Today it is just a forlorn concrete slab, but once it was filled with laughter and splashing, as the sounds of Sam Cooke, the Temptations and Jackie Wilson drifted overhead.
In the days of segregation and beyond, the Dixie Pool was the heartbeat of Hallandale Beach’s black community.
“Those were some of the best memories of my life,” said Luvenia Brown, 65, who swam freestyle and the medley for the all-black swim team in the late ’50s and early ’60s. “It was like nothing else existed.”
But over the years the pool developed cracks, people stopped going and in 1991, the city shut it for good.
For more than 20 years, residents in the city’s still predominantly black northwest section were told they’d get their pool back and more recreational activities — but it never happened.
“The northwest has been forgotten for so many years,” said lifelong resident Hubert “Hammar” Jackson, one of nearly a dozen members of the original Vikings swim team, an all-black team that competed from 1958 to 1963 against other black swim teams from across the state.
But now the city is finally making good on its promise to give the community its pool back. It recently broke ground on a new pool at a nearby park. When the $5 million renovation at B.F. James Park is done by next summer, the new L-shaped pool will boast three lanes for swimming laps, access for the disabled and scheduled classes for children to learn how to swim.
For some, the new pool will be more than just a place to cool off from the South Florida sun, it’s a chance to bring back a piece of history
“We want our kids to have what we had,” said Jackson, 67, who won several state championships for the swim team.
“It’s so important that they know how to swim,” he said.
In the 1950s, Hallandale, as it was then known, had little development and a lot of mango trees, tomato patches and other crops.
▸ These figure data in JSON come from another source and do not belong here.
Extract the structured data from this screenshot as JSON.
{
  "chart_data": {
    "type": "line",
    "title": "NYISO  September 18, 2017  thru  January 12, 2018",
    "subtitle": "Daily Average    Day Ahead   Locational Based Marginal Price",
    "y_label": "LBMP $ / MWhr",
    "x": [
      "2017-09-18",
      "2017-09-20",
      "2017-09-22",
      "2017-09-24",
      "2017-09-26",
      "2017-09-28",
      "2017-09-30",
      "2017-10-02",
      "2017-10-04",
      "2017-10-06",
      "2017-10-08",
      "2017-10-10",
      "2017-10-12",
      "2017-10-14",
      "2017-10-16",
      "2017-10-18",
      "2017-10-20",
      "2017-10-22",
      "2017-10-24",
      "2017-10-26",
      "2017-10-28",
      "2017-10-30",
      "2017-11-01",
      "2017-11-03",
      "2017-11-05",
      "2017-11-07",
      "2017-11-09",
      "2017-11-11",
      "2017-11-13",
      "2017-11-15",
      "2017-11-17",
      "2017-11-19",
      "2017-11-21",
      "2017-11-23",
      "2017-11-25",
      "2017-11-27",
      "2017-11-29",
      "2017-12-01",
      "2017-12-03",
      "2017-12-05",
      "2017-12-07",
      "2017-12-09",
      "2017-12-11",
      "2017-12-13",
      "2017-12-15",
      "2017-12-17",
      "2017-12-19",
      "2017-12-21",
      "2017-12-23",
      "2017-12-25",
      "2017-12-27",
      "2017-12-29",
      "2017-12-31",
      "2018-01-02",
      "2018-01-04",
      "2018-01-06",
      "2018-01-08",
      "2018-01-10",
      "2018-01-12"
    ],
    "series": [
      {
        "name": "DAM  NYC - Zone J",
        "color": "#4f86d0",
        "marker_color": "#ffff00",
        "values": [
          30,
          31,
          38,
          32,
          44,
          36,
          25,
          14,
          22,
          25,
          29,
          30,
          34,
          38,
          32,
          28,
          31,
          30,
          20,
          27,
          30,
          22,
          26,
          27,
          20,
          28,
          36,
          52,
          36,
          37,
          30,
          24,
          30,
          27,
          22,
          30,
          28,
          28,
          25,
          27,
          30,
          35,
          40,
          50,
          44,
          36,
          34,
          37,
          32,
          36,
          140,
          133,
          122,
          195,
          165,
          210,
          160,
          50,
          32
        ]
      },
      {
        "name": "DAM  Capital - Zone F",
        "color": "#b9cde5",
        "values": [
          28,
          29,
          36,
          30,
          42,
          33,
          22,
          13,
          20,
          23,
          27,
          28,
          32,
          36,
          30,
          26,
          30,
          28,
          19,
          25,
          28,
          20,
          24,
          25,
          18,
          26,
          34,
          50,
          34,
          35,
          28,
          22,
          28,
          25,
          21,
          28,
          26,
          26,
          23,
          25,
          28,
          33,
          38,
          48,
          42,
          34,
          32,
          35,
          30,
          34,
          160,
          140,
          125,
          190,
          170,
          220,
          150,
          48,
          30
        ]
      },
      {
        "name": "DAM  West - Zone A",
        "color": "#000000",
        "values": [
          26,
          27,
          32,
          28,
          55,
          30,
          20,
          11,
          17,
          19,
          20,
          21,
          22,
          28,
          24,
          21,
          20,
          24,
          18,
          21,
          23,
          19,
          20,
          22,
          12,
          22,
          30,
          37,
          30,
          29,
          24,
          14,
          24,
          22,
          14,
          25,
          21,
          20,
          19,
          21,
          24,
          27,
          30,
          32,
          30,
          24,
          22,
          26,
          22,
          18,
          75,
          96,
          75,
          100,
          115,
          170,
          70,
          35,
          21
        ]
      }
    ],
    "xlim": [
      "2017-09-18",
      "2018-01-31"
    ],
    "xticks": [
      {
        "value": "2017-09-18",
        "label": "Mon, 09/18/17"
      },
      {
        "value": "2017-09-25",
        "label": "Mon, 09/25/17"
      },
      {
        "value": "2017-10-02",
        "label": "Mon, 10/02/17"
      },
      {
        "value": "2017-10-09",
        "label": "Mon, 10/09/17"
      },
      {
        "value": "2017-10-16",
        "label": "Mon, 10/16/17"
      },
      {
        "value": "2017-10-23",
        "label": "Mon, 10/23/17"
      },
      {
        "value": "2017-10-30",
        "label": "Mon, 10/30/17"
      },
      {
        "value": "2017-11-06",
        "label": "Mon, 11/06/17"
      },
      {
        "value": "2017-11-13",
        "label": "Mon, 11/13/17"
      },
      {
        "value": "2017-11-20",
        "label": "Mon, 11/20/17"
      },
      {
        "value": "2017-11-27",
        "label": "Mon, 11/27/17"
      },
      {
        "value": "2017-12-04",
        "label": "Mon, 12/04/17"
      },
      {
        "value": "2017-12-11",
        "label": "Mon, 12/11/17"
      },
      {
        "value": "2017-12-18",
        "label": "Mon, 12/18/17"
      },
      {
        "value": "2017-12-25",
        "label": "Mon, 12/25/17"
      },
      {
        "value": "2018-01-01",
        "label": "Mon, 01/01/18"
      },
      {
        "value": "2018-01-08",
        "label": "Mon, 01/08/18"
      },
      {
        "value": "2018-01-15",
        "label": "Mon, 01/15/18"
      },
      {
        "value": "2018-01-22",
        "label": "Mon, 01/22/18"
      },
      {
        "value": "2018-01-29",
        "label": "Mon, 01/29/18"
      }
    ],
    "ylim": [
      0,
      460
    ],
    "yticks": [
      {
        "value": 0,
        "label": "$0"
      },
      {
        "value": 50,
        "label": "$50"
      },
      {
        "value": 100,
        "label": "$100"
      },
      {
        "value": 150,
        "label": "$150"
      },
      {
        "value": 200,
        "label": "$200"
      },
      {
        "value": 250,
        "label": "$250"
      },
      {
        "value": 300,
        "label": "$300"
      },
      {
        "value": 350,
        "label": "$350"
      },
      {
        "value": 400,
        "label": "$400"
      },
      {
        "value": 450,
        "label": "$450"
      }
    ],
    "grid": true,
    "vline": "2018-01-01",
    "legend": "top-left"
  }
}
There were also a lot of areas that were undeveloped and naturally were dug out, so water collected in them.
Youngsters, who never learned how to swim, would slip into those water-filled cavities and drown. Often, they died as others watched helplessly, afraid that they, too, would drown.
Among the dead: 15-year-old Bill Chapman, 14-year-old Geraldine McCoy, 14-year-old Rudolph Ferguson, 16-year-old Henry Henshaw and 12-year-old Ulyssee Jackson.
“Hammar” Jackson was 6 when his big brother slipped off the bank and into the muddy water. Ulyssee Jackson’s two cousins — who were about the same age — saw him go down, but didn’t know how to swim. They ran to get help, but by the time rescuers arrived, it was too late.
“After that, my mother always told me to stay away from water,” he said.
Taking note of all the drowning deaths: Orestes Blake “O.B.” Johnson, who worked as a parks and recreation director over the three parks in the black community.
At first, he arranged for a bus to shuttle the kids to Fort Lauderdale every Saturday so they could learn to swim. But the demand grew to the point that there were more children who wanted to go than seats on the bus.
There was a city pool in the white neighborhood to the east. But it was the time of segregation, and blacks didn’t cross the train tracks to go there.